If you decide you want to develop an ML system, you need to decide on how to implement the component's of Scott's model.
Representations for data and knowledge come in many forms. We have talked about a few of those over the past two weeks. The representation should be a natural fit for the domain data and the domain knowledge. As we noted in lecture 4, there are both quantitative and qualitative approaches, e.g., the numbers vs. symbols dichotomy, and the possibility of a hybrid approach.
Some representations include: decision trees, version spaces (Mitchell), kNN classification, rules of various types, first order logic statements, graphs/networks, blackboard systems, tuples (such as RDF and XML), etc.
For the memory, you need to consider both a working or transient memory as well as a persistent memory. Working memory often holds temporary or intermediate results, while persistent memory holds accumulated knowledge including the solutions to specified problems.
G is the event generator that creates the inputs to the learning procedure. G may be internal or external to the MLS. in school, teachers represent external generators to the students - at least through high school and, perhaps, parts of college. For a sensor system, say a radar, it could be the periodic pulse-and-return event of the radar system. The return is the event that the MLS would see as an input and process. An internal example is a kmeans clusterer or a neural network. Both receive an initial external event, but subsequent events are the outcomes of applying the event generation procedure(s) internally to the system For kmeans, it is the succeeding recomputation of the clusters, while for NN, it is the results of one pass through the network.

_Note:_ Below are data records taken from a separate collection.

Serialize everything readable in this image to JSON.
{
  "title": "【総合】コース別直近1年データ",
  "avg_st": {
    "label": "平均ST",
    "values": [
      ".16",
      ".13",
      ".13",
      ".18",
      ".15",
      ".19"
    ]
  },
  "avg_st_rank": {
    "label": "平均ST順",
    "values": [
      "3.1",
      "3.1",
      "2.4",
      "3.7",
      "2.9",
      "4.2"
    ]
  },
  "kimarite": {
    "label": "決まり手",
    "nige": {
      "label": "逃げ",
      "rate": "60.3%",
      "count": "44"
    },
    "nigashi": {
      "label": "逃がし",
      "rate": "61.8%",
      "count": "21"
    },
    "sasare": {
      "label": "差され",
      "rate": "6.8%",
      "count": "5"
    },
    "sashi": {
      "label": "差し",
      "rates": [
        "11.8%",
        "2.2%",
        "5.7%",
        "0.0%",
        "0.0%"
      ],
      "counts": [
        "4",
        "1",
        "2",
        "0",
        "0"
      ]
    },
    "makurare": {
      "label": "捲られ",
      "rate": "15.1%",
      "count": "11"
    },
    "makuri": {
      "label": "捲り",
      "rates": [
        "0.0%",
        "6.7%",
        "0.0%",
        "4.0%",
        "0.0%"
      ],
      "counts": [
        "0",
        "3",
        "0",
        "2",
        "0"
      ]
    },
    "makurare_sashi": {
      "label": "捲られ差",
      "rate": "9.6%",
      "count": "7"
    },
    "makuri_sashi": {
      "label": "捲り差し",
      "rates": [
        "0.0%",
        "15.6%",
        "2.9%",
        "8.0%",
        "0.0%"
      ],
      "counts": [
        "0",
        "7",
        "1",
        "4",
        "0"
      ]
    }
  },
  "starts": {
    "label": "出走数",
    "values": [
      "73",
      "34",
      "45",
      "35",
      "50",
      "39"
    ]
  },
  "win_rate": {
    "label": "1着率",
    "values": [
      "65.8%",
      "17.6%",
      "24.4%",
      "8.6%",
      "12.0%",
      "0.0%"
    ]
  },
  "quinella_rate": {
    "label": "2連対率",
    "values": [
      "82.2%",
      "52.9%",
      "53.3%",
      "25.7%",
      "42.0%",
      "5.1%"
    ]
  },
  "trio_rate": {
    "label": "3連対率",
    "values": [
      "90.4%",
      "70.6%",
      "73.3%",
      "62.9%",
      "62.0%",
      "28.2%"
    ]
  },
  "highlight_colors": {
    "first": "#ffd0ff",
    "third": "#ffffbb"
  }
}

The learning procedure P is the mechanism by which you system "learns" (if it does - see the initial sentence in the previous blog. P, which may consist of multiple functional mechanisms, constructs or modifies the representations in memory (either one or both). In effect, P encompasses a set of transformations. For example, one iteration of a neural network where the representations is the values and weights at each layer of that iteration.
The memory progress through states with each state representing the values of the elements of the representation scheme. Capturing these different states can allow the user to "walk back" from the resulting solution to see how the solution was derived.
The evaluation procedure V assesses the result of each stage of the learning process, e.g., the transformation of data as represented in memory. This evaluation can be performed internally or externally. An example of internal evaluation in kmeans is the set of clusters resulting from one iteration of the algorithm. A typical evaluation is what percentage of the the elements in each cluster have moved from another cluster. A typical stopping criterion is when no points have moved from the previous stage. An external evaluation could be the user entering a command to terminate or a value indicating how P did.
Stopping critieria are often specified externally in order to avoid systems "running way" through oscillation over results that are "almost correct, but not good enough yet" or that continue generate representations that never meet a threshold for algorithm or reasoning termination.
I suggest that that this is a good way to start thinking about your project, whether you choose an MLS approach or other type, for your project. If you have questions or need assistance working through this, I will be at Foundation about 8:30 AM each class day, and can probably stay after the class ends at 11:30 AM.